Розария была женой Рокко, но они придерживались принципа свободы в отношениях. Розария и ее сестра были в доме на острове, когда мы приехали. С ними были трое мужчин. Розария и ее сестра считались итальянскими оперными дивами, и через два дня у них был назначен концерт в Афинах. Розария утверждала, что она не знала, что мы решили воспользоваться домом на частном острове на несколько дней. Розария лгала, когда того хотела, и ей было глубоко плевать, кто об этом знает. Она говорила правду так же хорошо, как и ложь – безапелляционно и без паузы. Некоторые люди лгут, потому что боятся сказать правду. Она лгала, потому что знала, что большинство людей не станут ее за это осуждать. Ей нравилось играть в игры. Именно поэтому она и объявилась здесь.
Когда я положил руку на спину жены и начал направлять ее к двери, Розария остановила нас.
– Мы уже уезжаем, – сказала она. – Мы остановились только для того, чтобы осмотреться здесь.
Я не принадлежал к числу тех, кого забавлял ее бред. Я бы не стал находиться рядом с ней. Розарии было неведомо понятие личных границ, но она поняла, насколько узкими были мои границы, когда я повернулся, чтобы уйти с женой. Тогда ей пришлось уступить – для нее нет реакции хуже, чем плохая. И они готовились отплыть на своей частной яхте, когда мы вышли на тропинку.
Мы замолчали, и я снова начал думать о песне на повторе.
– Она смотрит на тебя, – сказала Марипоса. – И эта ее сестра тоже.
Мне потребовалась секунда, чтобы посмотреть на нее. Она прищурилась. Должно быть, почувствовала мой взгляд. Марипоса посмотрела на меня, затем секунду или две смотрела вперед, после чего снова встретилась со мной взглядом. Она остановилась, и я тоже.
– Мне это не нравится, – сказала моя жена. – Это выглядит так недвусмысленно.
– У нас есть договоренности, – произнес я.
– Ага, – сказала Марипоса надтреснуто. – В курсе.
– Помимо нашей договоренности, – сказал я, – она жена Рокко и она не в моем вкусе.
– А кто в твоем вкусе.
Я протянул руку и коснулся ее щеки. Марипоса была разгоряченной, как пламя, то ли от погоды, то ли от ее вспыльчивости.
– Ревнивое маленькое существо, которое любит пошутить.
Она улыбнулась.
– Такие неудачные шутки?
– Поставь велосипед к дереву, – сказал я, кивнув в сторону одного из деревьев.
Без колебаний моя бабочка так и сделала, а затем повернулась ко мне, подняв руки, как бы говоря... что теперь?
Усевшись обратно на велосипед, я поддержал его ногами и положил руку на углубление между рулями.
– Садись. – Прежде чем она успела что-то сказать, я сказал: – Мы уже решили проблему с твоей уни.
– Из твоих уст это звучит так... я даже не знаю...
– Ты ее так называешь.
У нее имелись названия практически для всего. Кто, блядь, знал, откуда они брались? Некоторые из них лежали на поверхности, но без сомнения, их происхождение брало начало из глубоких недр ее воображения.

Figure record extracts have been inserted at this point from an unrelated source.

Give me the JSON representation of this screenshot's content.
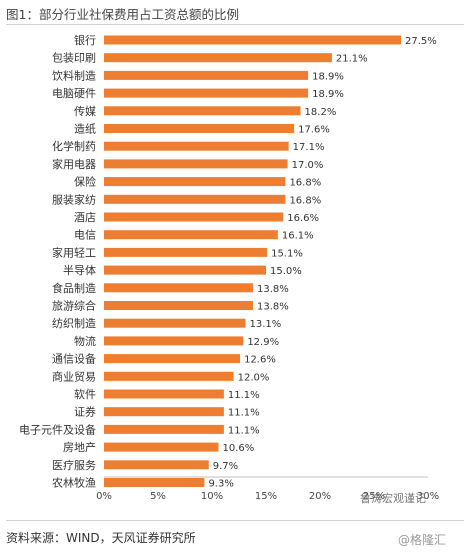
{
  "header": {
    "title": "图1：部分行业社保费用占工资总额的比例"
  },
  "footer": {
    "source": "资料来源：WIND，天风证券研究所",
    "watermark_chart": "鲁涛宏观谨记",
    "watermark_corner": "@格隆汇"
  },
  "chart_data": {
    "type": "bar",
    "orientation": "horizontal",
    "categories": [
      "银行",
      "包装印刷",
      "饮料制造",
      "电脑硬件",
      "传媒",
      "造纸",
      "化学制药",
      "家用电器",
      "保险",
      "服装家纺",
      "酒店",
      "电信",
      "家用轻工",
      "半导体",
      "食品制造",
      "旅游综合",
      "纺织制造",
      "物流",
      "通信设备",
      "商业贸易",
      "软件",
      "证券",
      "电子元件及设备",
      "房地产",
      "医疗服务",
      "农林牧渔"
    ],
    "values": [
      27.5,
      21.1,
      18.9,
      18.9,
      18.2,
      17.6,
      17.1,
      17.0,
      16.8,
      16.8,
      16.6,
      16.1,
      15.1,
      15.0,
      13.8,
      13.8,
      13.1,
      12.9,
      12.6,
      12.0,
      11.1,
      11.1,
      11.1,
      10.6,
      9.7,
      9.3
    ],
    "value_labels": [
      "27.5%",
      "21.1%",
      "18.9%",
      "18.9%",
      "18.2%",
      "17.6%",
      "17.1%",
      "17.0%",
      "16.8%",
      "16.8%",
      "16.6%",
      "16.1%",
      "15.1%",
      "15.0%",
      "13.8%",
      "13.8%",
      "13.1%",
      "12.9%",
      "12.6%",
      "12.0%",
      "11.1%",
      "11.1%",
      "11.1%",
      "10.6%",
      "9.7%",
      "9.3%"
    ],
    "x_ticks": [
      0,
      5,
      10,
      15,
      20,
      25,
      30
    ],
    "x_tick_labels": [
      "0%",
      "5%",
      "10%",
      "15%",
      "20%",
      "25%",
      "30%"
    ],
    "xlim": [
      0,
      30
    ],
    "bar_color": "#ED7D31",
    "grid": false
  }
}
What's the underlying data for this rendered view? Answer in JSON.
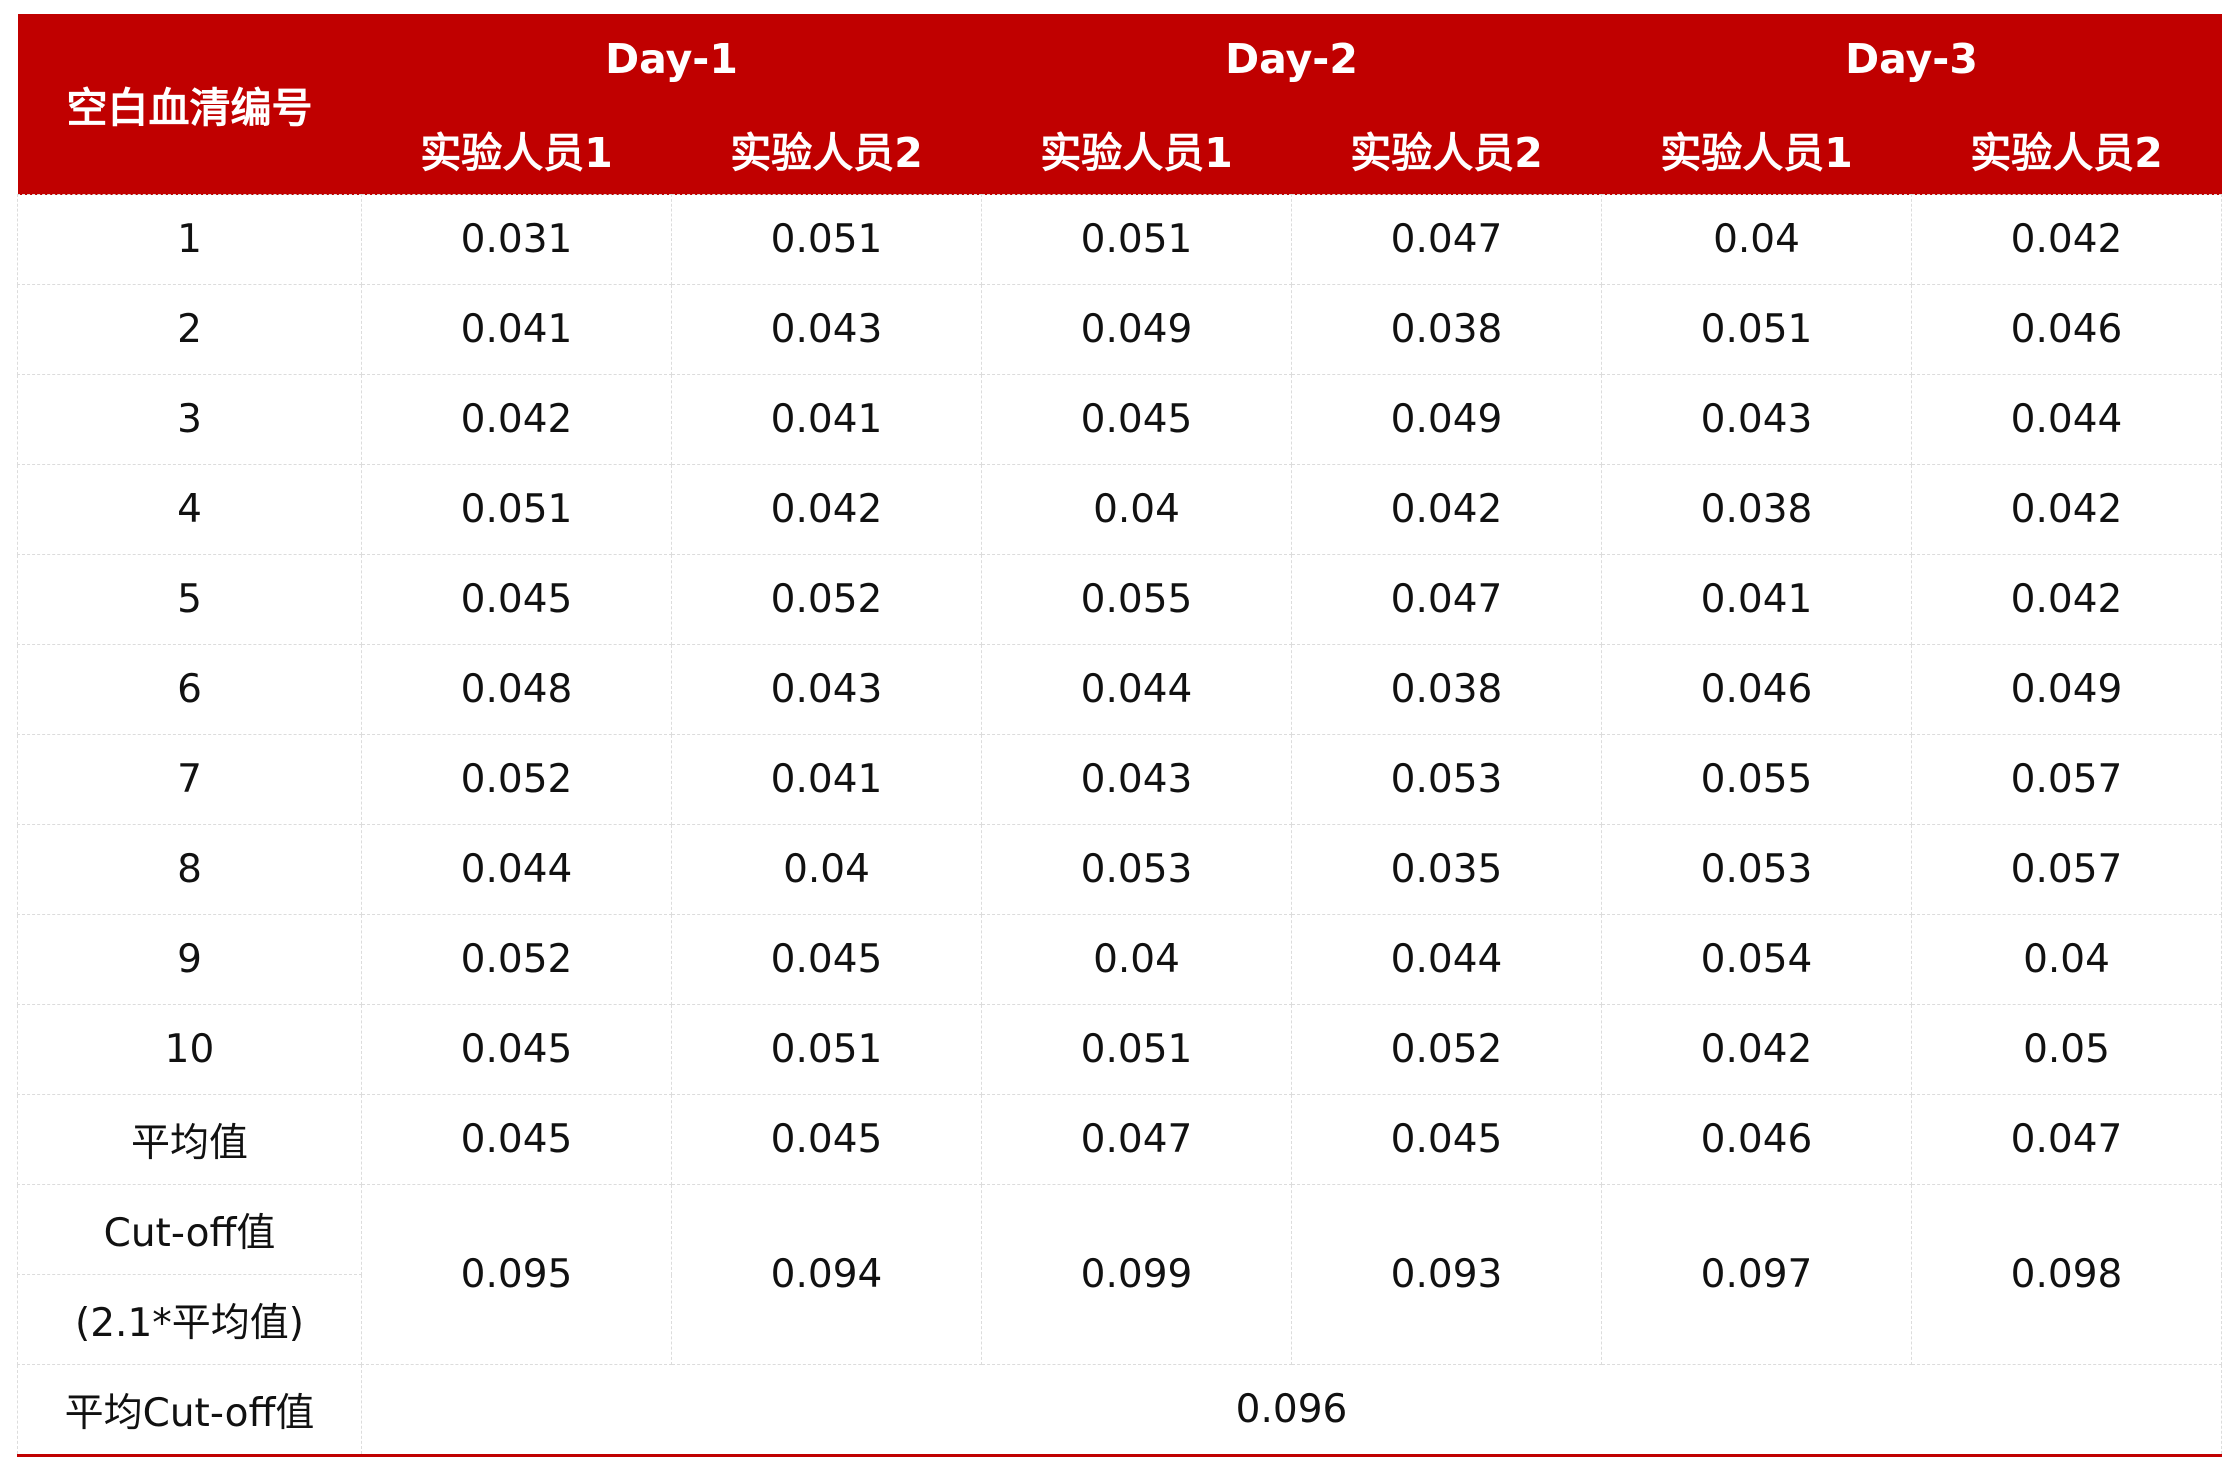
{
  "header": {
    "id_label": "空白血清编号",
    "days": [
      "Day-1",
      "Day-2",
      "Day-3"
    ],
    "staff": [
      "实验人员1",
      "实验人员2",
      "实验人员1",
      "实验人员2",
      "实验人员1",
      "实验人员2"
    ]
  },
  "rows": [
    {
      "id": "1",
      "values": [
        "0.031",
        "0.051",
        "0.051",
        "0.047",
        "0.04",
        "0.042"
      ]
    },
    {
      "id": "2",
      "values": [
        "0.041",
        "0.043",
        "0.049",
        "0.038",
        "0.051",
        "0.046"
      ]
    },
    {
      "id": "3",
      "values": [
        "0.042",
        "0.041",
        "0.045",
        "0.049",
        "0.043",
        "0.044"
      ]
    },
    {
      "id": "4",
      "values": [
        "0.051",
        "0.042",
        "0.04",
        "0.042",
        "0.038",
        "0.042"
      ]
    },
    {
      "id": "5",
      "values": [
        "0.045",
        "0.052",
        "0.055",
        "0.047",
        "0.041",
        "0.042"
      ]
    },
    {
      "id": "6",
      "values": [
        "0.048",
        "0.043",
        "0.044",
        "0.038",
        "0.046",
        "0.049"
      ]
    },
    {
      "id": "7",
      "values": [
        "0.052",
        "0.041",
        "0.043",
        "0.053",
        "0.055",
        "0.057"
      ]
    },
    {
      "id": "8",
      "values": [
        "0.044",
        "0.04",
        "0.053",
        "0.035",
        "0.053",
        "0.057"
      ]
    },
    {
      "id": "9",
      "values": [
        "0.052",
        "0.045",
        "0.04",
        "0.044",
        "0.054",
        "0.04"
      ]
    },
    {
      "id": "10",
      "values": [
        "0.045",
        "0.051",
        "0.051",
        "0.052",
        "0.042",
        "0.05"
      ]
    }
  ],
  "average": {
    "label": "平均值",
    "values": [
      "0.045",
      "0.045",
      "0.047",
      "0.045",
      "0.046",
      "0.047"
    ]
  },
  "cutoff": {
    "label_lines": [
      "Cut-off值",
      "(2.1*平均值)"
    ],
    "values": [
      "0.095",
      "0.094",
      "0.099",
      "0.093",
      "0.097",
      "0.098"
    ]
  },
  "mean_cutoff": {
    "label": "平均Cut-off值",
    "value": "0.096"
  }
}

Моя жена пожала плечами, то ли от моего комментария, то ли от того, что она сделала дальше. Это была загадка, которая принадлежала только ей. Я указал Марипосе направление, когда она взобралась на руль, повернувшись ко мне спиной и попой. Она положила свои руки поверх моих, как только удобнее устроилась. Я направил железного коня вверх, и она закричала! когда мы пролетали под пологом деревьев.
Ее смех, казалось, отдавался эхом, когда она немного расслабилась.
– Давай, Марипоса, – сказал я ей. – Раскинь руки.
Как только Марипоса почувствовала себя достаточно уверенно, медленно, сначала нерешительно, она раскрыла руки, как будто летела. Марипоса засмеялась, но на этот раз немного тише, почти так, как будто это предназначалось только для нее. Что-то, что она должна помнить, если когда-нибудь окажется там, где была раньше. Посреди битвы за свою жизнь.
Это было чертовски душераздирающе.
Я не мог обещать ей этого. Жизнь непредсказуема, особенно та жизнь, которую вел я, и самое большее, в чем я мог поклясться, это то, что о ней всегда позаботятся, если со мной что-то случится, в плане денег.
Когда деревья расступились и лес выплюнул нас, мы увидели Розарию вдалеке, недалеко от дома. Она держала в руке свой телефон, нацелившись на нас, и когда мы были достаточно близко, она опустила его.
Несколько мгновений спустя Марипоса получила текстовое сообщение, и огромная улыбка озарила ее лицо, когда она проверила его. Она показала его мне: мы вдвоем выходим из леса, бабочка передо мной учится жить – как использовать эти растущие крылья.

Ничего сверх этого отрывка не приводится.